話が終わる頃、キャラメルマキアートの入った紙コップはすっかり冷たくなってしまっていた。
茜色だった空はとっくに、群青色に染まっていた──もっとも、道玄坂なんて渋谷のど真ん中、昼も夜もさして変わらないのかもしれないけれど。

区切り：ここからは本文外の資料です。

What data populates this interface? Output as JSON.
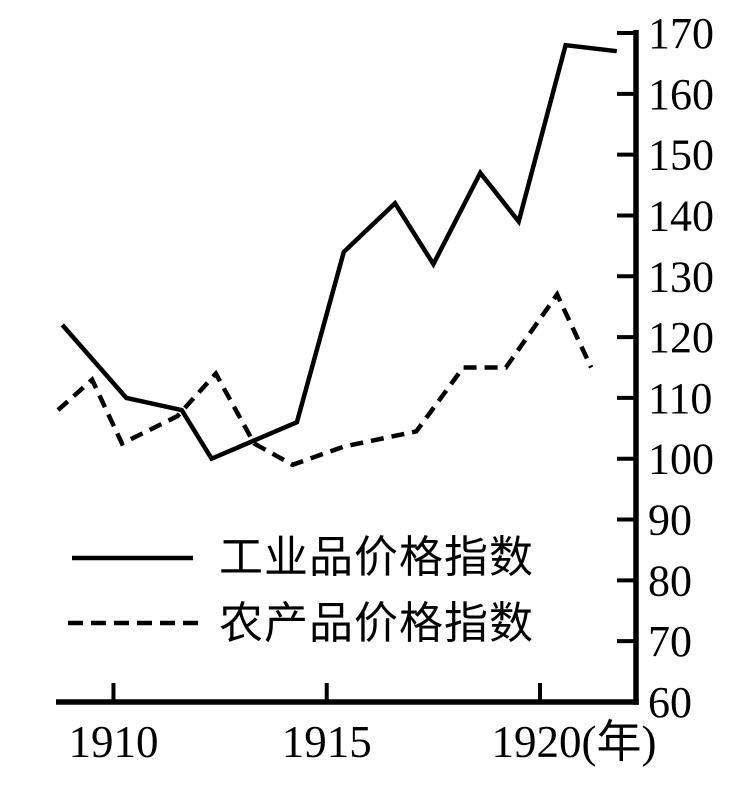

「ここ、古明地姉妹の物件だったのね……さすがというかなんというか……」
そう言ってアリスは改めて、リビングルームをぐるりと見渡す。
まるで、こいしとその姉のことをよく知っているかのような口ぶりだ。
「アリスはこいしのこと知ってたの?」
私が問うと、「詳しいわけじゃないけれど」と苦笑して、アリスは説明する。
「こいしというより、姉のさとりの方をちょっとだけね。面識があるわけじゃないけど、外界でそれなりにうまく立ち回ってた妖怪の一人よ。有力な
「そうなんだ。……まあ実際、一階の駐車場に停められてるクルマを見たときから、なんとなくわかってた。これだけの富裕層が入居してるマンションを、渋谷の中心に建てるだけの土地と資金を持ってる古明地姉妹……妖怪の身でそこに行き着くには、クリーンなやり方では足りないだろうってことくらい」
手遊びをしながら俯いて応じた私に対し、「幻滅した?」とアリスが問いかける。
私は顔を上げる。
「そんなことない。……お嬢様方には今までもこれからも、悪いことも危ないこともしてほしくないけど、私はまだ全然『妖怪』を……『夜』を知らないから。私は走りのなかで、それを知っていくのだろうから。走りだけが、私とお嬢様をつなぐただ一つの言葉だから」
私の答えを聞いて、アリスは柔らかく微笑んだ。
「聡いのね、咲夜。あなたと出会ってもう五年が過ぎたけど……子供の成長って早いものだわ」
「またアリスは私は子供扱いする」
私が口を尖らせると、アリスは「ごめんなさいね」と苦笑する。
「咲夜が素敵なレディになった記念に、今夜は銀座でディナーにしましょうか。レミリアからカード預かってきたし」
「銀座……聞いたことはあるけど、ここから近いの?」
「メトロの銀座線で一本よ。東京ではクルマより鉄道の方が早いの。ほら、支度してらっしゃい」
そういってアリスは私にもう一つの紙袋を渡す。
外界用の服が入っているのだろう。
アリスにお礼を言って、私は寝室に向かう扉を開けた。